Engineers good business people?

Apparently some engineer got booted off some British version of The Apprentice because the British Donald Trump (Lord Sugar?) doesn't think engineers are good at business. The engineer in question goes on to defend himself by citing other successful engineers such as: Bill Gates, James Dyson and Mark Zuckerberg.
 
Now first of all, I'm not sure a "programmer" is always an engineer. I have mad respect for Bill Gates but neither he nor Zuckerberg completed college. And both are largely known for their programming skills. Given the days of early computers Gates might have more street cred as an engineer since "programming" in its infancy was hardware driven. I'm not saying their both not successful and smart, just that I wouldn't necessarily lump them into an umbrella family of engineers for every single purpose. James Dyson, however, designed the best vacuum I ever used and appears to be like the Tony Stark of vacuum cleaners. Though I'm not entirely sure he has a degree in education that would make all three of them just general genius types.
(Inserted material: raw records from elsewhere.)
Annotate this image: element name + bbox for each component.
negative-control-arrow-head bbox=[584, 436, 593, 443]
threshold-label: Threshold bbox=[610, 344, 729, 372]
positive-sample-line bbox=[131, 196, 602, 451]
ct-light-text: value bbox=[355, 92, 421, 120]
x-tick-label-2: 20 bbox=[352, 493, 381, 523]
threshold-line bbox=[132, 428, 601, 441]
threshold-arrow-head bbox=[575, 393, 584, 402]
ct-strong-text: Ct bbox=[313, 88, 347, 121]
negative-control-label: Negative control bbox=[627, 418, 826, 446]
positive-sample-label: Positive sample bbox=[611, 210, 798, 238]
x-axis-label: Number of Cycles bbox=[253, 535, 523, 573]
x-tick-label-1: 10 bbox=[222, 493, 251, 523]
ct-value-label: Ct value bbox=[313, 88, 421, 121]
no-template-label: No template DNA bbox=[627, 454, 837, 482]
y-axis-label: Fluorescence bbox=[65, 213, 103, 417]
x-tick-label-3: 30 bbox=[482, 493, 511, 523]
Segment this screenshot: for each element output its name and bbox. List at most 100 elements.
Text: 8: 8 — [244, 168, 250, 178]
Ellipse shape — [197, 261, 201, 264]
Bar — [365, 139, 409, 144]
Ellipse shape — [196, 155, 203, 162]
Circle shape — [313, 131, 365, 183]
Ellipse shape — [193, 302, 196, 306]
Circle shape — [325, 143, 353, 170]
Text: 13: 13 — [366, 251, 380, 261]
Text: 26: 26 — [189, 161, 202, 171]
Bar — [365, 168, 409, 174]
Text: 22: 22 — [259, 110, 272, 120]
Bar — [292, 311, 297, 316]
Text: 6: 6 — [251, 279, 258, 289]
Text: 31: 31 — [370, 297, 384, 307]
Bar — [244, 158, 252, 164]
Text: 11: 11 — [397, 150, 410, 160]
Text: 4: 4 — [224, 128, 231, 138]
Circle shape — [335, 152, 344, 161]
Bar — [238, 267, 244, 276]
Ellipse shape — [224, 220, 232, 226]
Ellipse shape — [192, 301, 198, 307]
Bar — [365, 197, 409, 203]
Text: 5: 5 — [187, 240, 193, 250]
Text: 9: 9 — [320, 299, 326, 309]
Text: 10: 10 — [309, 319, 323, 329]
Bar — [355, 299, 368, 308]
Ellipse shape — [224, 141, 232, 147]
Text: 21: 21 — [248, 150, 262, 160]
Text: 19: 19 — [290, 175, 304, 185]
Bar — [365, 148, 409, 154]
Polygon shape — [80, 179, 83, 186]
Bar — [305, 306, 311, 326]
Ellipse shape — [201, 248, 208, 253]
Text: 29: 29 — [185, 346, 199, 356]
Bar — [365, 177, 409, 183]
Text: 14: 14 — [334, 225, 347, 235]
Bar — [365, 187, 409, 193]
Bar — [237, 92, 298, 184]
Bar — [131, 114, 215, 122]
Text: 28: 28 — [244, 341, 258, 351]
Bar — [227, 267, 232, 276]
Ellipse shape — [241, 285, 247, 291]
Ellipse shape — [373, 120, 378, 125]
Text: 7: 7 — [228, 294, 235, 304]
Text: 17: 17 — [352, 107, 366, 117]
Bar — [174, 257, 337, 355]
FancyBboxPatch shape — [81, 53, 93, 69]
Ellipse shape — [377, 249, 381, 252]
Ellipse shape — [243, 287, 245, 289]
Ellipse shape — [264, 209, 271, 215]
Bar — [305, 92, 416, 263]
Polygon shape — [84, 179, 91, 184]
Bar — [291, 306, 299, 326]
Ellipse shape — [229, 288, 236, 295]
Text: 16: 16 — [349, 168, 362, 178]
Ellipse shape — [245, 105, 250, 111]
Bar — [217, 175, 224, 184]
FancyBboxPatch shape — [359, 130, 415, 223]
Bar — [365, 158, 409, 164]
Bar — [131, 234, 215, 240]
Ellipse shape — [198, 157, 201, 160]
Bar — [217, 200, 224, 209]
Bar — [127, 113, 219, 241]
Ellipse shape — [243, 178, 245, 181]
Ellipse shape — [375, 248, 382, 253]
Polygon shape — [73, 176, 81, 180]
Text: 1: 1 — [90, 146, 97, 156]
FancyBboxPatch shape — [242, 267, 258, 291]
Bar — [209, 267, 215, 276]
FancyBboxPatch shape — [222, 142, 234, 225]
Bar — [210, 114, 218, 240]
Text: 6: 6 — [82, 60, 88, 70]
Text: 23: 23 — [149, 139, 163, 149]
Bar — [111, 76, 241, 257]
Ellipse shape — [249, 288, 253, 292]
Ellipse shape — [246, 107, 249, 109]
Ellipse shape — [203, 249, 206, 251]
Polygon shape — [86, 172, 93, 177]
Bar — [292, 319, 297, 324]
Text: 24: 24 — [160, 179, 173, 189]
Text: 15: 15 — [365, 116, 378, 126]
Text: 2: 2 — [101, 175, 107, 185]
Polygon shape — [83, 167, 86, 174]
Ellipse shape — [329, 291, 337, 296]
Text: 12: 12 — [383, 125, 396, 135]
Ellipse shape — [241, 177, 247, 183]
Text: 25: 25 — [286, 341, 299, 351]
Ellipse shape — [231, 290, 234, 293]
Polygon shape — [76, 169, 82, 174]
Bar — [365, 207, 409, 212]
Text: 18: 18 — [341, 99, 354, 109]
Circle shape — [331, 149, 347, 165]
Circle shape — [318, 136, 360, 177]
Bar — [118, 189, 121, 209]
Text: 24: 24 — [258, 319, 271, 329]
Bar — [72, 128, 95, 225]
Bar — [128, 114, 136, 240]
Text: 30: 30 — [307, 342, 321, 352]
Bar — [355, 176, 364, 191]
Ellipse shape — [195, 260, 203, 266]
I mean two of them dropped out of Harvard. You gotta figure in many cases have you the advantages to get into Harvard you're already at a good spot (whether that's social upbringing advantages or just pure raw natural talent).
 
Second of all, this argument always makes me think of Tom Smykowski from the movie Office Space who defends his job by saying he's necessary because engineers aren't good with people. I know a great many liasons and systems analysts and project coordinators who it would seem have the same responsibility: go between from the technical to the customer (one could almost argue the highly paid Program Manager fulfills this role as well). It's not so much I think that engineers and technical folks are not good with people, but that their technical skills are valued in such a way that's how management wants them to spend 100% of their time. Versus you can hire somebody else to be the facilitator or communicator. But it does seem to be the trap that engineers and probably scientists fall into.
 
What do you think, does that hold technical people back? What about the other way, are liasons and communicators valued in the same way technical employees are?